Never has my doc suggested any lifestyle changes. That's okay, because I'm hip enough to know how I should be living my life. Eat right and exercise. Yeah... no.
But the "eating right" part is something I may wish to tackle. I know I should be watching my salt, but I have not been. I was shocked when I did a nutritional analysis of my daily lunch. I eat a "healthy" meal of oatmeal, soy sauce, bacon bits, and cayenne. Trouble is, the sodium in my hugely liberal soy sauce addition would come to about 1800 mg. That's most of my daily recommended allowance right there.
This got me thinking about all the other casual ways I'm taking in salt each day. A package of Combos Pizzeria Pretzels? Would you believe 810 mg?
So, starting today, I'm going to pay attention to the sodium content of the foods I buy. Since soy sauce is such an essential ingredient in my lunch of wont, I would like to find a substitute. The "Low-Sodium" soy sauce is still very high in sodium. This dilemma has lead me to a consider a homemade substitute for soy sauce. My googling turned up one recipe that was repeated frequently. I'm not sure this is the sauce I want, but here it is:
- 4 tablespoons beef bouillon
- 4 teaspoons balsamic vinegar
- 2 teaspoons dark molasses
- 1/4 teaspoon ground ginger
- 1 pinch white pepper
- 1 pinch garlic powder
- 1 1/2 cups water
- In a saucepan over medium heat, stir together the beef bouillon, balsamic vinegar, molasses, ginger, white pepper, garlic powder and water. Boil gently until liquid is reduced to about 1 cup, about 15 minutes.
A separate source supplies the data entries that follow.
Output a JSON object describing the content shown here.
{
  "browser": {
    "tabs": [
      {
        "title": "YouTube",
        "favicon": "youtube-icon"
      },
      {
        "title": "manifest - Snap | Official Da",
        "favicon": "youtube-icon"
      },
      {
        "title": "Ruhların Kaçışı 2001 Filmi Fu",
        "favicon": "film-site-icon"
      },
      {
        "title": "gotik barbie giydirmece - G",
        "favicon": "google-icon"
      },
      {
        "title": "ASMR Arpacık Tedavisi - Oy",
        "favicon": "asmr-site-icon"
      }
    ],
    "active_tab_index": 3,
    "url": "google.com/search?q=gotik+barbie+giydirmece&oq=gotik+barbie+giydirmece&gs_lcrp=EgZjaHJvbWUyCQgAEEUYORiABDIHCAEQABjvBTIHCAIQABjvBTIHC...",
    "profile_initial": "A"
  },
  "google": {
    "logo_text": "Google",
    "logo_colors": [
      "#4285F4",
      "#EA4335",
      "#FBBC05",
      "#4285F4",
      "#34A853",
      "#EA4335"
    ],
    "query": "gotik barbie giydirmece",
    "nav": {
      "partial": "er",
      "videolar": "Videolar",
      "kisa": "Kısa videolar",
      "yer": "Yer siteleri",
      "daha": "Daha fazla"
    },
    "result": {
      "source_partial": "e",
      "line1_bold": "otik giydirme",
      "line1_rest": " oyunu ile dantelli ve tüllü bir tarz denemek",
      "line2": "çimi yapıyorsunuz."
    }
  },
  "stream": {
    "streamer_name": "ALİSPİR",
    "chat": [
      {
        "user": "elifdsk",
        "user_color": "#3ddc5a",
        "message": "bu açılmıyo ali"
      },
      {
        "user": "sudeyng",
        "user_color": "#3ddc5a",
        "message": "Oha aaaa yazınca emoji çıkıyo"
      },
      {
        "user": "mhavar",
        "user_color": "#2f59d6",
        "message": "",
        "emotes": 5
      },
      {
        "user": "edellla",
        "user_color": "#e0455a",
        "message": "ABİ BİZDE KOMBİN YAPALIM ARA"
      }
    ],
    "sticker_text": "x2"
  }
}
Powdered ginger may be great for cookies, but I think I'll need fresh ginger root or at least ginger paste for my own recipe.
Molasses--I'm suspicious. Actually I'm suspicious of any kind of "sugar" in a savory recipe. It could be that molasses is a key ingredient. I bought a jar at the grocery this afternoon to cover that possibility.
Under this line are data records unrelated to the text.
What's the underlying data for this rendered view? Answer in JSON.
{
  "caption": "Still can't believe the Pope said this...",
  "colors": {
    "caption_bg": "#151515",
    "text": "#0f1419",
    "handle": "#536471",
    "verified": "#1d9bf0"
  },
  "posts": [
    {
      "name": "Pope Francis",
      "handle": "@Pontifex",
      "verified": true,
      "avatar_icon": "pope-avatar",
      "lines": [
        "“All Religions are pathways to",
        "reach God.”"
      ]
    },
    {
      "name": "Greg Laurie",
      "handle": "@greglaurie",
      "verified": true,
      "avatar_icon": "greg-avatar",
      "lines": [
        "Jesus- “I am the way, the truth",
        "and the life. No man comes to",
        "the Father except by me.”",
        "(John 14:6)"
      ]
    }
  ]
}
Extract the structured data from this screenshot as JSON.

Garlic powder? No, I will use either fresh or prepared chopped garlic.
I'm thinking that a good dose of umami will help distract my mind from its expectation of salt. With that in mind, I think I'd want to add a good dose of Vietnamese fish sauce.
In summary, it is my intention to perform experimental cookery with the goal of formulating a delicious, low-sodium alternative to soy sauce.